This Week in Research: Dr. Jacqueline Litzgus awarded the prestigious Blue Racer Award by the Canadian Herpetological Society
This Week in Research: Dr. Jacqueline Litzgus awarded the prestigious Blue Racer Award by the Canadian Herpetological Society.
Dr. Jacqueline Litzgus, Professor in the Department of Biology, has been awarded the prestigious Blue Racer Award by the Canadian Herpetological Society (CHS). The name of the award may seem a little obscure, but the Blue Racer is the rarest snake in Canada, and the award was named to recognize the rare individuals that contribute greatly to research and conservation of amphibians and reptiles in Canada. Dr. Litzgus is the first woman and the youngest/earliest career scientist to receive the award. When asked about the importance of the award, Dr. Litzgus responded: “I was truly honoured, and more than a little surprised, to be presented with this award at the CHS conference banquet. In fact, I was speechless when I was called to the podium! To be recognized by one’s peers is the highest reward.”
Since joining Laurentian in 2004, Dr. Litzgus has invigorated the world of Canadian herpetology through a combination of her investment in meaningful student training and rigorous research programs into little-understood areas of evolutionary ecology. She has also developed several important partnerships with the Ministry of Natural Resources and Forestry and Ontario Parks, and has secured over $1.5 million in external funding to support her conservation focused research (from NSERC, CFI, World Wildlife Fund, Environment Canada, Canadian Wildlife Federation, MNRF). Through these actions, she has quickly established Laurentian University as an innovative and respected centre of regional and Canadian herpetology.
Her research program combines field and lab-based approaches, and basic and applied science. Projects in her lab address questions in the areas of evolutionary ecology and conservation biology of reptiles, including examination of the adaptive significance of life-history variation, and the application of these data to mitigation and recovery actions for Canada’s reptiles at risk. Dr. Litzgus is co-editor of CHS’s newsletter, The Canadian Herpetologist, and was recently elected Vice-president of the society.
But where Litzgus really shines is in the area of student training. She has she attracted an assemblage of talented and interested undergraduate and graduate students to Laurentian University, where she devotes much of her time to serious mentoring in field biology, appropriate laboratory parallels, application of innovative thinking and methodologies, and how best to communicate these to both fellow scientists and the public.

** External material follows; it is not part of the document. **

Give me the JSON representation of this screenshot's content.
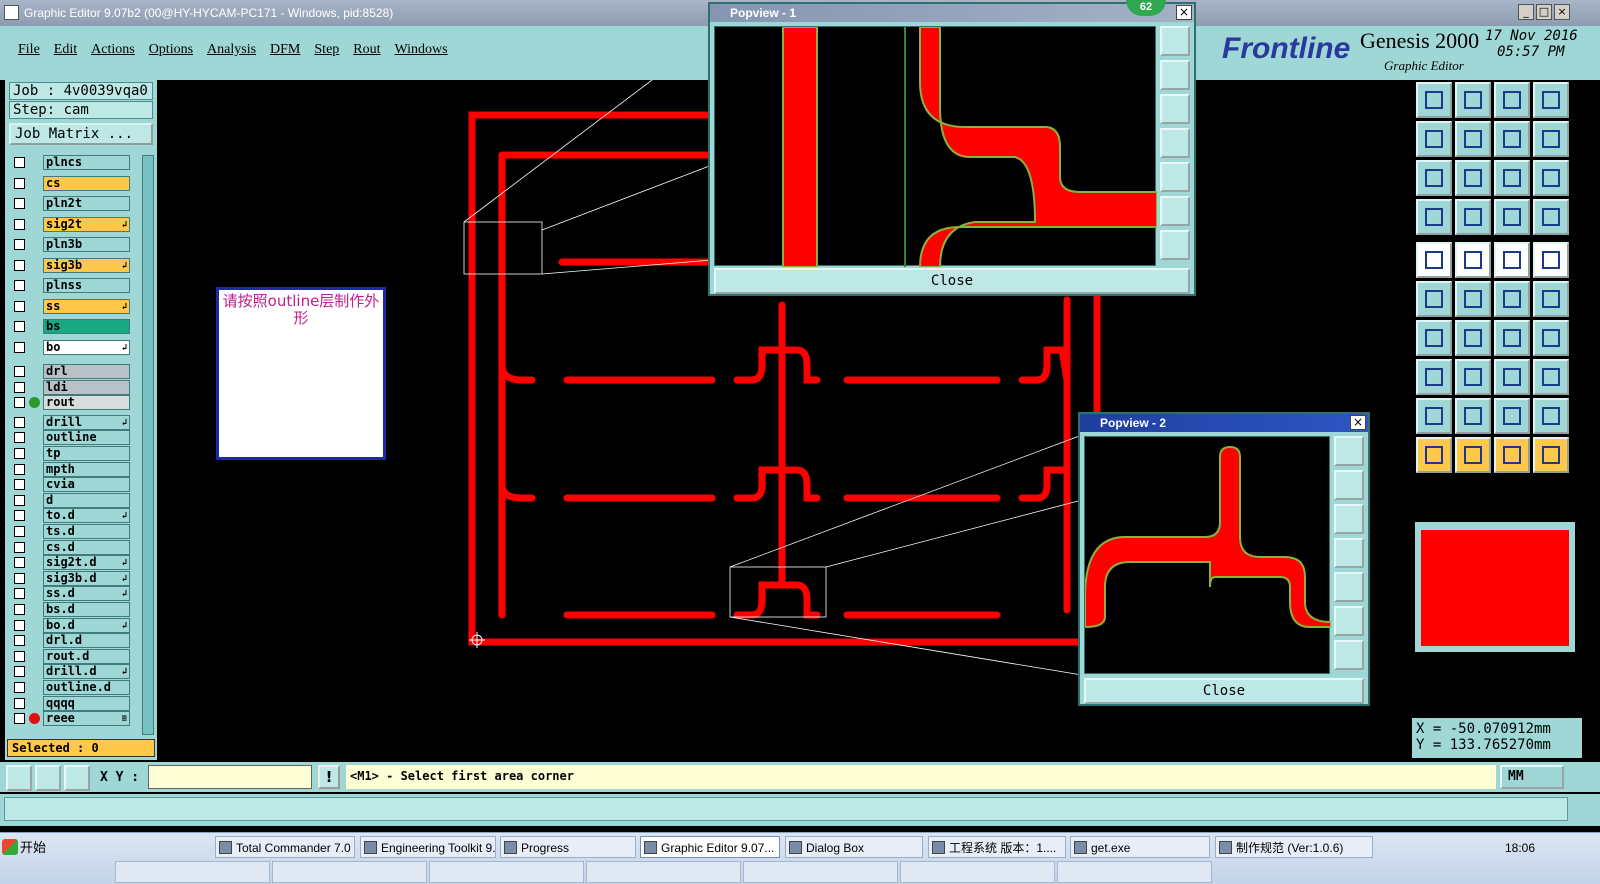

More recently, Dr. Litzgus has joined forces with Laurentian’s Centre for Evolutionary Ecology and Ethical Conservation (CEEEC), an interdisciplinary group of researchers interested in both theoretical and applied aspects of ecology and evolution, including biodiversity conservation and its ethical and philosophical implications.
Please join us in congratulating Dr. Litzgus on her prestigious award!